The most playful use of Japanese culture came during the Parade of Nations. As each team entered the stadium, waving to empty seats, they were accompanied by symphonic renditions of music from popular video games. Viewers recognized songs from series like Final Fantasy, Chrono Trigger, and Kingdom Hearts. Each team was welcomed to its spot in the stadium by masked men and women sporting grayscale-colored costumes patterned with screentones, as if they were manga characters brought to life. Such pop culture signposts were what many expected of the event, especially after then-Prime Minister Shinzo Abe appeared dressed as Mario at the closing ceremony for the 2016 Rio Olympics.

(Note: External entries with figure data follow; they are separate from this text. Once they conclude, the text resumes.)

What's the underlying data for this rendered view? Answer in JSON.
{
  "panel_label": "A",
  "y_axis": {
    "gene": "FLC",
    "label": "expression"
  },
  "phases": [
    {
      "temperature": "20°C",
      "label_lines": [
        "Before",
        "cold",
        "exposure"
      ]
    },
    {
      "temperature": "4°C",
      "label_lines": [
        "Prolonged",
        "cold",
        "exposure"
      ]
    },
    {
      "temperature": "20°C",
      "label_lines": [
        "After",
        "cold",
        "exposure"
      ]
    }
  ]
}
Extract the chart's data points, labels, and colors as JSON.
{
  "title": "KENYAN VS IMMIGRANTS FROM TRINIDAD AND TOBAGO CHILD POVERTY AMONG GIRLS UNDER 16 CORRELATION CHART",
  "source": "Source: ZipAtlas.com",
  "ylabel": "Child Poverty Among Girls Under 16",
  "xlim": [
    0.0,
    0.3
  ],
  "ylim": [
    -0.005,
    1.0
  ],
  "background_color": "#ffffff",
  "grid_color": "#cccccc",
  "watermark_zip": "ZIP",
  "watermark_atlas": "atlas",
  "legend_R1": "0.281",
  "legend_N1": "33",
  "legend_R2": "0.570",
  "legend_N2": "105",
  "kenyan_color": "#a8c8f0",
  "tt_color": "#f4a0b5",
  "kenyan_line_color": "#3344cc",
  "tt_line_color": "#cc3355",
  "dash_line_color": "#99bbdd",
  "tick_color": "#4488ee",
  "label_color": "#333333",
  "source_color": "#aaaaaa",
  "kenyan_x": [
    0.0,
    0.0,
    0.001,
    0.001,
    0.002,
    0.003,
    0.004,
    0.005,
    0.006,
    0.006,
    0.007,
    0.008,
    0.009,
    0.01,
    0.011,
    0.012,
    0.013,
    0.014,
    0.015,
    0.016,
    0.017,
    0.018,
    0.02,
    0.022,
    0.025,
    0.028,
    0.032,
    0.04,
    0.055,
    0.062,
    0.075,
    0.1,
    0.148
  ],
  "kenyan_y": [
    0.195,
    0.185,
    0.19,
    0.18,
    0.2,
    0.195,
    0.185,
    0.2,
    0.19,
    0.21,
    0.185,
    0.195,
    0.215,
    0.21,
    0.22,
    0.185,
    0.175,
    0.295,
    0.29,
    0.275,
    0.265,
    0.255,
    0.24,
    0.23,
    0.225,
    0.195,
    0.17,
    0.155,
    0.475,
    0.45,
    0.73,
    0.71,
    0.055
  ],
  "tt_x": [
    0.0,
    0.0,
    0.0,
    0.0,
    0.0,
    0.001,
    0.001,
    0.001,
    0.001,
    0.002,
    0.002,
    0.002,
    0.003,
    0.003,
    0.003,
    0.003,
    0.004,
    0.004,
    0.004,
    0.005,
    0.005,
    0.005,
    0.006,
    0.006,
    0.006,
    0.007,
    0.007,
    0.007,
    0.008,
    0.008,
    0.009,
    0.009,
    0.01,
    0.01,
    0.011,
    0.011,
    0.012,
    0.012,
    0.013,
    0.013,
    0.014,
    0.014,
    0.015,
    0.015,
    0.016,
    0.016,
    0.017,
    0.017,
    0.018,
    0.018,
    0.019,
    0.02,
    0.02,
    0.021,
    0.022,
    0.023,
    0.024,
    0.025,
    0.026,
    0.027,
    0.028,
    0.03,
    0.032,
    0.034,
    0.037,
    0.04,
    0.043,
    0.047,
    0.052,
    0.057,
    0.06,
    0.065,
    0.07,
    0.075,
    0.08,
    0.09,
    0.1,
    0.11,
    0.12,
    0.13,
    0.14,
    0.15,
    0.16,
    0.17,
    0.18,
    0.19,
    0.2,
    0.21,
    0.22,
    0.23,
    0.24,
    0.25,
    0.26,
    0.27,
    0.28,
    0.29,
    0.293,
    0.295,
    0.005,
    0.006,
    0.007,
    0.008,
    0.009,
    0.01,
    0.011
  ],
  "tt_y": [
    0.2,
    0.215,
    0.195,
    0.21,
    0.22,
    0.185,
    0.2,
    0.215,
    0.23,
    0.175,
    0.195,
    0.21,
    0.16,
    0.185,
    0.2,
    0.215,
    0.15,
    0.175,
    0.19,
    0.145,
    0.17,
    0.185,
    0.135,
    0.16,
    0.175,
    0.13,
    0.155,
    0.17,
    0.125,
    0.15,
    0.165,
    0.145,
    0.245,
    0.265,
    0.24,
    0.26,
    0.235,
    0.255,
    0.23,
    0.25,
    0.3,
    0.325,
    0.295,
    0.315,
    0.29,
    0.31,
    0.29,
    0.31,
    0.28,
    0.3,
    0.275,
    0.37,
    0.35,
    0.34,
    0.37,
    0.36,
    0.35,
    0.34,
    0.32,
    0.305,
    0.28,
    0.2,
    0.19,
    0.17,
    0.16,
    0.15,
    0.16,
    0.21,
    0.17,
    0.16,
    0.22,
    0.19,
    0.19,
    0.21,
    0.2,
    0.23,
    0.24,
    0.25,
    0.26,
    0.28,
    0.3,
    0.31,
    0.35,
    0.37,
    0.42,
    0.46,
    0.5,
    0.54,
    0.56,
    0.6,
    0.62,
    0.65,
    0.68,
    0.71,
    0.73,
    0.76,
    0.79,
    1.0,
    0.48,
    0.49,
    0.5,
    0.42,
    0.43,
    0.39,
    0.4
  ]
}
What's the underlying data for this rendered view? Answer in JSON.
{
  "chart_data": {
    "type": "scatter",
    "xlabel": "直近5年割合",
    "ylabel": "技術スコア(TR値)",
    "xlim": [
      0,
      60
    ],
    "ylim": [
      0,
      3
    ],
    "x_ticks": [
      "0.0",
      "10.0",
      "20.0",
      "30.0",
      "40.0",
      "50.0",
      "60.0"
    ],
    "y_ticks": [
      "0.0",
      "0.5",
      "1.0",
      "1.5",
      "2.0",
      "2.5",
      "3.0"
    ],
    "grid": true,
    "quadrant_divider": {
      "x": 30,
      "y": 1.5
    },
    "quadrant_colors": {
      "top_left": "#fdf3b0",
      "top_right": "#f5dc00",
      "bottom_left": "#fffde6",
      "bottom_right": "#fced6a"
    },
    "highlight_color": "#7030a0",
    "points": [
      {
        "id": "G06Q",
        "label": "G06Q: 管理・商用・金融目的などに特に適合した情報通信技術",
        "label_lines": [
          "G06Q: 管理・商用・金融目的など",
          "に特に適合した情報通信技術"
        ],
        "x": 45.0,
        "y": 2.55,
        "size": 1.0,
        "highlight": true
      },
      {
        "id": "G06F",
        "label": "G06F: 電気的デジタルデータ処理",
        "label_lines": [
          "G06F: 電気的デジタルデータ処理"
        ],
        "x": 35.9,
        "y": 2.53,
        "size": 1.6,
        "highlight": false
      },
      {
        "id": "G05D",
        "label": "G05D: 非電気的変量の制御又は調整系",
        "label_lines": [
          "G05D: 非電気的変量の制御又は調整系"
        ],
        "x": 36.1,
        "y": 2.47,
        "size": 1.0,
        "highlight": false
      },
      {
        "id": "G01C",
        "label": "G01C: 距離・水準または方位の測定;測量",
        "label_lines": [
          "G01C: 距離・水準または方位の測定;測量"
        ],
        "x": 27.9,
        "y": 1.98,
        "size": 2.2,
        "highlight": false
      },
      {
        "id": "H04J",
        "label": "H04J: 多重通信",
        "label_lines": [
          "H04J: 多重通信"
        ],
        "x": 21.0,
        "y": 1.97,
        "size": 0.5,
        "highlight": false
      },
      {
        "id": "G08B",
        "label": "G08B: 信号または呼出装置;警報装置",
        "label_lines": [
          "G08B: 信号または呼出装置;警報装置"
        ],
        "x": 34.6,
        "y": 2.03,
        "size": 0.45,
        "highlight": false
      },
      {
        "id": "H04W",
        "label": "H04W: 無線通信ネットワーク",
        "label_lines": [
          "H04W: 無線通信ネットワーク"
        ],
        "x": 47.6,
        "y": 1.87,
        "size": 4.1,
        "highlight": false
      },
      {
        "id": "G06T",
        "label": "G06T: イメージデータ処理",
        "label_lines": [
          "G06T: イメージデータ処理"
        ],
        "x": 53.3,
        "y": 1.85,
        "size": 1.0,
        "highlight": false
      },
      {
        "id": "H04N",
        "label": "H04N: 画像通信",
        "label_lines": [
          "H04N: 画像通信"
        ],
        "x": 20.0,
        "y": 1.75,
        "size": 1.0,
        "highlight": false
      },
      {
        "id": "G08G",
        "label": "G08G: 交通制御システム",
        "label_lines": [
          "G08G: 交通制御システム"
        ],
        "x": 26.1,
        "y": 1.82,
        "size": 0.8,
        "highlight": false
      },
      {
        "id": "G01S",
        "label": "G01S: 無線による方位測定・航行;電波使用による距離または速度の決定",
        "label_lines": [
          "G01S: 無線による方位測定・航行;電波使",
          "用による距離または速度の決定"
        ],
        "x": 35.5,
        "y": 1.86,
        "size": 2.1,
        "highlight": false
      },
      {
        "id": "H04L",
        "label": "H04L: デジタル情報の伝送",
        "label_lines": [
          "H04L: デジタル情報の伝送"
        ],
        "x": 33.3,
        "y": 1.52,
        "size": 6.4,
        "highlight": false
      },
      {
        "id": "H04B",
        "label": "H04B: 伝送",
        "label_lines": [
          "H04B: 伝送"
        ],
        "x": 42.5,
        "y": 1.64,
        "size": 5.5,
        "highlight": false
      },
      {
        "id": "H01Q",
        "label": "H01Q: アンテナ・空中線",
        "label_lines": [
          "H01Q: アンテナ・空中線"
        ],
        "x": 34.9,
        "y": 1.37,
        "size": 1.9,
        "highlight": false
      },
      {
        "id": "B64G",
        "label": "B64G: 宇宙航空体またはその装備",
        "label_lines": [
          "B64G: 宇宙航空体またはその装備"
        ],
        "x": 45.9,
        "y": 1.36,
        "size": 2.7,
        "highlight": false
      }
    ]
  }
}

The non-obtrusive nature of the various cultural references reflects how organizers felt the need to be respectful of the gravity of the ongoing pandemic, while at the same time signal that Japan was ready to reopen. There were multiple solemn tributes to COVID-19 victims around the world, as well as the health workers who have been fighting the disease.
Perhaps the most legitimately powerful symbolic statement was the choice of athlete to light the Olympic flame: Haitian-Japanese tennis player Naomi Osaka. Many in Japan still see it as racially homogenous, and the country still has no anti-discrimination laws. Large political movements advocate for apartheid in all but name between the Japanese, ethnic minorities, and foreign workers. Having a half-Black, half-Japanese woman who is a vocal Black Lives Matter advocate be the one to symbolically start the games speaks to the hope for a more diverse and tolerant future. After all, the Olympics opening ceremony is a showcase not just of how a country sees itself, but also what it claims it wants to be.